# what age is normal to start barking?



## dexter0125 (Mar 20, 2011)

enjoy it while you can.
once they start...they don't stop. lol


----------



## wmag (Mar 17, 2011)

Kasey started a few weeks after we brought her home. She is 8 months old now and so far we have been lucky and she does not bark too much!


----------



## Wyatt's mommy (Feb 25, 2011)

Could be normal for her. My Cody NEVER barked at anything except when *I* was teasing him or he wanted something. He also never whined....ever. 

Wyatt barks but not often at all. Normally if he is startled. However he does whine when he knows he is going out to play and we are taking forever lol!

But neither one of them barked at that young of age. Count your blessings.


----------



## Shalva (Jul 16, 2008)

I can tell you that most of my puppies barked IN the whelping box when they wanted something and were playing so it may just be your puppy... and honestly unless you suspect something is wrong I wouldn't look a gift horse in the mouth... I honestly bred the biggest barky butts on the planet... just like their mother


----------



## LibertyME (Jan 6, 2007)

mine have all found their big-dog voices right around 20 weeks....


----------



## iansgran (May 29, 2010)

In general Goldens bark less than many other breeds, thus not so great as watch dogs. Neither of mine have been big barkers, but in a few months yours will probably bark a time or two. Some bark more than others. Jaro, below, does bark when he is inside and sees a dog outside he wants to play with.


----------



## cubbysan (Mar 13, 2007)

I don't think Brady barked until he was about 5 months old.
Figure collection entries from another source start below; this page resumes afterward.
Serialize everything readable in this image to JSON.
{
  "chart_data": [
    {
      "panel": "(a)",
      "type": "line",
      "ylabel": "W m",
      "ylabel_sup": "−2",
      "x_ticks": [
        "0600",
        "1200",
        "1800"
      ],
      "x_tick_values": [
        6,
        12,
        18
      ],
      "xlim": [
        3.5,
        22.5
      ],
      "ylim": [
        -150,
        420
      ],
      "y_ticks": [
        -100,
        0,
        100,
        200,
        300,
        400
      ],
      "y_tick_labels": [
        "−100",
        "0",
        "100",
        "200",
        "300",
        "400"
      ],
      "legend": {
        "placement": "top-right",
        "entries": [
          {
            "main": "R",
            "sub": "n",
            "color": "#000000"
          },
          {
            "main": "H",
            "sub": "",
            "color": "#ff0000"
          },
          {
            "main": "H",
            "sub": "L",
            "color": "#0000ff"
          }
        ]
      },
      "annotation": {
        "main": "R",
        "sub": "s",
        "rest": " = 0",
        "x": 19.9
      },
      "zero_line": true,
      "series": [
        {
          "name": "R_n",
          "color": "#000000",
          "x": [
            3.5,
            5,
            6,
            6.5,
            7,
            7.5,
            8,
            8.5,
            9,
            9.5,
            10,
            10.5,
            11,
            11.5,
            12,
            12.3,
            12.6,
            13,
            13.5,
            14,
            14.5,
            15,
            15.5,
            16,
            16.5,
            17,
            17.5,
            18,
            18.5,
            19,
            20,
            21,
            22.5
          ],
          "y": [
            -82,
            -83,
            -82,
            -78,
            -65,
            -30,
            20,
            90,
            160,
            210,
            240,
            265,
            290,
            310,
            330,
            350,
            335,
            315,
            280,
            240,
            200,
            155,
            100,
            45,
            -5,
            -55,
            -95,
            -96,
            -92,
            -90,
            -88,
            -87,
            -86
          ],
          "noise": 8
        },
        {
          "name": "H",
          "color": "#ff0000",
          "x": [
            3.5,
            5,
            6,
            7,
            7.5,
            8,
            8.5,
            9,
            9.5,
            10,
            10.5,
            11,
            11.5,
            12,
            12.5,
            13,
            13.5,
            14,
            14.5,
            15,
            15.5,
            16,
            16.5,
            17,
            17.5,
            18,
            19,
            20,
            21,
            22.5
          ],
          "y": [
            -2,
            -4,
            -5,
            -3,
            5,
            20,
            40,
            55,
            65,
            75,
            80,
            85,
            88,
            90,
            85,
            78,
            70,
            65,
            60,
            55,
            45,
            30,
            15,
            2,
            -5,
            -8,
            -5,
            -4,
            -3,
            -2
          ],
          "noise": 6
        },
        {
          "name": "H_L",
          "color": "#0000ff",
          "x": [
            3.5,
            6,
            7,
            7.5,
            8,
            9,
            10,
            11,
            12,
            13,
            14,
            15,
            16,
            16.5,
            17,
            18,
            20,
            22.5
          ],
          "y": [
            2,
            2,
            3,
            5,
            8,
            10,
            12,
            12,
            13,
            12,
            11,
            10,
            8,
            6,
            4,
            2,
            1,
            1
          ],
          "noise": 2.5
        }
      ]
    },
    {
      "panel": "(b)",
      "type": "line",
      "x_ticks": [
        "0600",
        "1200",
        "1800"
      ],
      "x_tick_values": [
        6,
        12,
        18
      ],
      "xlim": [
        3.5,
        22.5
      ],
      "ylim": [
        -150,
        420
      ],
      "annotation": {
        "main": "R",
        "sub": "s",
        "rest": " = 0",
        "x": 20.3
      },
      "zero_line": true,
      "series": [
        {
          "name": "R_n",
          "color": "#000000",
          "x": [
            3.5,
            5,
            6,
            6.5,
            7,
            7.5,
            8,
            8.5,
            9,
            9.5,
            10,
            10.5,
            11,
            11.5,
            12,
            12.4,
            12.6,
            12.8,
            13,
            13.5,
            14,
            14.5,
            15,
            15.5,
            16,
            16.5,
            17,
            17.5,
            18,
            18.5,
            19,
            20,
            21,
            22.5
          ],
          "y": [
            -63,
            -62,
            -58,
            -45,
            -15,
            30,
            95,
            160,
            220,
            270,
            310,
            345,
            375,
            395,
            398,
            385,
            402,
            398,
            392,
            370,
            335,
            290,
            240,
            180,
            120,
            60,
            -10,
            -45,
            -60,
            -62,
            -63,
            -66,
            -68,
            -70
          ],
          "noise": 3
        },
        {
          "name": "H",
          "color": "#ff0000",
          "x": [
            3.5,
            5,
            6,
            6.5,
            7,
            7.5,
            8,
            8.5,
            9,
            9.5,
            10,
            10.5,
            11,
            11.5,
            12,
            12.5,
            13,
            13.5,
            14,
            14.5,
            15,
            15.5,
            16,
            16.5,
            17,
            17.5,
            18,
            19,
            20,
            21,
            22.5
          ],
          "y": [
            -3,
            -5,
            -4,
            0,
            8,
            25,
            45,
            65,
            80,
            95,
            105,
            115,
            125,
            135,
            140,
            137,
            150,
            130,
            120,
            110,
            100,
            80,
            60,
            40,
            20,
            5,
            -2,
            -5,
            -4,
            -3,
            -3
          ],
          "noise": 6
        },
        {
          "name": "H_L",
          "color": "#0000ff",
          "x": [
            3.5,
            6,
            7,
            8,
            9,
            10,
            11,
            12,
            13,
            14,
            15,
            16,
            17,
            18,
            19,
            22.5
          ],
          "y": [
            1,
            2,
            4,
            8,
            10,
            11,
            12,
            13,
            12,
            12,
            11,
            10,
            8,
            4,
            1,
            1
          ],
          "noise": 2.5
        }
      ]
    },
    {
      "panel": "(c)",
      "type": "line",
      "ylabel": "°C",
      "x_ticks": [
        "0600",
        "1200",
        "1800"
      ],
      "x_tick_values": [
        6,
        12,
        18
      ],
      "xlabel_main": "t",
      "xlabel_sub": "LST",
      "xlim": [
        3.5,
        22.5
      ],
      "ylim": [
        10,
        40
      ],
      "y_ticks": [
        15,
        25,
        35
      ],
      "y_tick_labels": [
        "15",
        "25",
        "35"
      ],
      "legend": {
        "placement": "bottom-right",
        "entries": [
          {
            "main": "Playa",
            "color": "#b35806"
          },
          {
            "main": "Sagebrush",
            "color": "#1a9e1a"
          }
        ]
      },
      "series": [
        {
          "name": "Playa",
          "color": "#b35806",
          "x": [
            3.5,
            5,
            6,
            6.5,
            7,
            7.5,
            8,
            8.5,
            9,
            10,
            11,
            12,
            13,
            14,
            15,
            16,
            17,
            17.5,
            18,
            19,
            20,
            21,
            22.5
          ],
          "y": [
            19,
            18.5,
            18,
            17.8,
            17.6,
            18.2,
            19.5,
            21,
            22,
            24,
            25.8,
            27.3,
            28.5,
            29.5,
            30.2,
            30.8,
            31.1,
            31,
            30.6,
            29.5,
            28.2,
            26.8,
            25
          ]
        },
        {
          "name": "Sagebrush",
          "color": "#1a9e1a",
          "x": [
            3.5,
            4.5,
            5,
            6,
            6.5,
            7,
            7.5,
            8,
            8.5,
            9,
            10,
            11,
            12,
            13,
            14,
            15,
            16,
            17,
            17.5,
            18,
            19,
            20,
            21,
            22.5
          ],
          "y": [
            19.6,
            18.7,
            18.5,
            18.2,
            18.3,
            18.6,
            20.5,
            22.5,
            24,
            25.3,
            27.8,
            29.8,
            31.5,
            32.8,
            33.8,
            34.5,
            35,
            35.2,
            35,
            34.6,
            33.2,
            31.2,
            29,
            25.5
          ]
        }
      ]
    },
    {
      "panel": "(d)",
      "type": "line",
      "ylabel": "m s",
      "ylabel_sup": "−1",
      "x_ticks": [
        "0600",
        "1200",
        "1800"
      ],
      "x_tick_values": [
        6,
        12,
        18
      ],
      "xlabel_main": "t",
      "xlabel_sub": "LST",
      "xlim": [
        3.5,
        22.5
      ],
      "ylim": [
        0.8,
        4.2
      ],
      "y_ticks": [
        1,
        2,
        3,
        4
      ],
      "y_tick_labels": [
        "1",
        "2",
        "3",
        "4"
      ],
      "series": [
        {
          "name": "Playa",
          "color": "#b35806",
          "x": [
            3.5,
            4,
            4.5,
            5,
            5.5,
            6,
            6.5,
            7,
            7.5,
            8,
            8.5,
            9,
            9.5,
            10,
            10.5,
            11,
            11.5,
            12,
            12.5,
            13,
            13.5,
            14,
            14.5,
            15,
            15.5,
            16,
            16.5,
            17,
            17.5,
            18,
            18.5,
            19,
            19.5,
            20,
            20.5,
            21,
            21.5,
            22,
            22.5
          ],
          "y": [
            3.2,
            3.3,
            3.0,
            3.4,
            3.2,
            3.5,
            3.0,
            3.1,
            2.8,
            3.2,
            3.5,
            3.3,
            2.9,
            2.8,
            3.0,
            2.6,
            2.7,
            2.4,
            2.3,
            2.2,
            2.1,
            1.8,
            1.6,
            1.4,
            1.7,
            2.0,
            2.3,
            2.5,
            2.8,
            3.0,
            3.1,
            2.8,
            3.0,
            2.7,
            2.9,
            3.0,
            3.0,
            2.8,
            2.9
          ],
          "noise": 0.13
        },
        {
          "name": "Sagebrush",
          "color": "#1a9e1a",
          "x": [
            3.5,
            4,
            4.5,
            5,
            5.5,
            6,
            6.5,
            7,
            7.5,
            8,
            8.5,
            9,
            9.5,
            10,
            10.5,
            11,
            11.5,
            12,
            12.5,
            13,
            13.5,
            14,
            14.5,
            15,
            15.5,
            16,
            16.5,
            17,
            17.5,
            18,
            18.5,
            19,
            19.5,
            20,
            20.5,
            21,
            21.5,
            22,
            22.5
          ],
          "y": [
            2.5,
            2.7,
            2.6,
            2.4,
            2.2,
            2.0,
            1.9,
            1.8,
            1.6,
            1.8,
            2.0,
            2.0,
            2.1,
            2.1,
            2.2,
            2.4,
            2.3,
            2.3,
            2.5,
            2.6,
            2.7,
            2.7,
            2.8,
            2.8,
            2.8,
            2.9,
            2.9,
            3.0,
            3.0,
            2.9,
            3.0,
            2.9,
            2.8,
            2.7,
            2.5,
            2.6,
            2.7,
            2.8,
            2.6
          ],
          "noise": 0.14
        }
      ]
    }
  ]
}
MacKenzie is the barker, and now that we have MacKenzie, Brady barks more often.


----------



## Visitador (Aug 12, 2011)

Cody barks a couple of times when it is feeding time. Sometimes at his own image on the window, which makes me laugh. Oh, forgot, he barks at the door stopper (the spring kind).


----------



## mrmooseman (Aug 12, 2011)

moose is 7 months and i find he has really just started barking.. he use to never bark and now he's barking at everything lol.. its weird.. he would bark the odd time when he would ne playing but not really a lot.. then one day he just started and its such a big boy bark now!


----------



## Sasha'sDaddy (Jan 4, 2012)

Our Sasha, at 10 weeks old, barked all the way home in the kennel carrier for the half hour drive. We knew then she was going to be a barker. At home she only barks after she uses her pee pad, when we're not expecting her to go so soon. And then for only 5-10 minutes when she is put in her crate at night. She is quite vocal when she yawns.


----------



## dexter0125 (Mar 20, 2011)

You guys are lucky. My boy has barked since the day I got him. He barks A LOT of the time. It pretttty much drives me nuts.


----------



## Riverangel (Jun 13, 2011)

River is about 6 months old now. She has only barked a few times...when she does she looks startled and then looks all around her...like, where did that come from.
I think it's great that she doesn't bark. So cute when she does though...hers is a "woof" not a "ruff", didn't know the difference before having her.


----------



## acs2653 (Jan 2, 2012)

tank is 7 weeks old and started barking the day after i brought him home. I wouldn't really call it barking, more like talking! hahaha


----------



## Deber (Aug 23, 2011)

Kye at 8 mo is just finding her bark and is trying it out way to much. Coop, 5 mo almost never barks, but when he does, his voice is changing so we get this Big Boy bark and he looks startled too. Both were non barkers when younger but those days are over now and Kye is trying out her voice all the time.


----------



## aerolor (May 27, 2011)

Puppies bark from quite a young age in the nest, but I don't think retrievers and other gundogs are bred to be barkers. The jobs they are intended to do don't call for a noisy dog. My pup rarely barks and when she does it is usually a single bark and I know there is a reason and this suits me fine. Count your blessings, it is normal and quite desirable, IMHO. - You can always teach your pup to bark on command, but it is much harder to stop a dog from barking once it has become a habit.


----------



## kbiocic (Jan 2, 2012)

our Bella is almost 13 weeks old and also didn't bark when we brought her home at 9 weeks. She would cry or whine when she was in her crate and needs a potty break. But about 2 weeks ago she realized she could bark! We have been lucky and so far she really only barks in her crate when she needs to "potty". Sometimes she barks when we are getting her food ready so we've made a lot of effort not to feed her or give in to her demands.


----------



## Rainheart (Nov 28, 2010)

Beamer hardly ever barks. The only time he does is if he hears something at the door. He probably barks at most 2-3 times a week.


----------



## Peek-a-Boo (Dec 24, 2011)

I was wondering the same thing cause Boo doesn't bark either. He's going to be 10 weeks old tomorrow. The only time i've ever heard him bark once or twice was when i crated him during the day and he didn't want to be in there, he whined, let out a couple of barks and that was that, settled right down.


----------



## CharliedogsDad (Nov 22, 2011)

Charlie started barking at around 12 weeks. He always barked when he needed to go out, but he also barks when he wants to come in, then go back out, etc. Also when he gets one of his toys under the couch and can't reach it.


----------



## rhondas (Sep 10, 2010)

My now 4.5 year old didn't bark for the first time until he was 6 months old and rarely barks. My 13 week old had a demand bark the first couple of week home. I stopped that by ignoring him until he stopped, said good quiet and gave a treat. I haven't heard a bark in 4 weeks.


----------



## MissKitty (Sep 29, 2011)

Mr. Wilson barked at 8 weeks, took me back b/c he was so little


----------



## lgnutah (Feb 26, 2007)

Brooks isn't a barker, and I think I might have had the same question in my head when he was little, too, although it wasn't because I was eager to have a barker because I dislike listening to dogs barking for no reason. 
When Brooks was somewhere between 1 and 2 yrs, I boarded him at a farm where the Great Pyrenees would run along the fence and bark at approaching vehicles. After that, when he came home, he started doing a "perimeter check" kind of bark at night at our house (which I don't particularly like, but it isn't excessive).


----------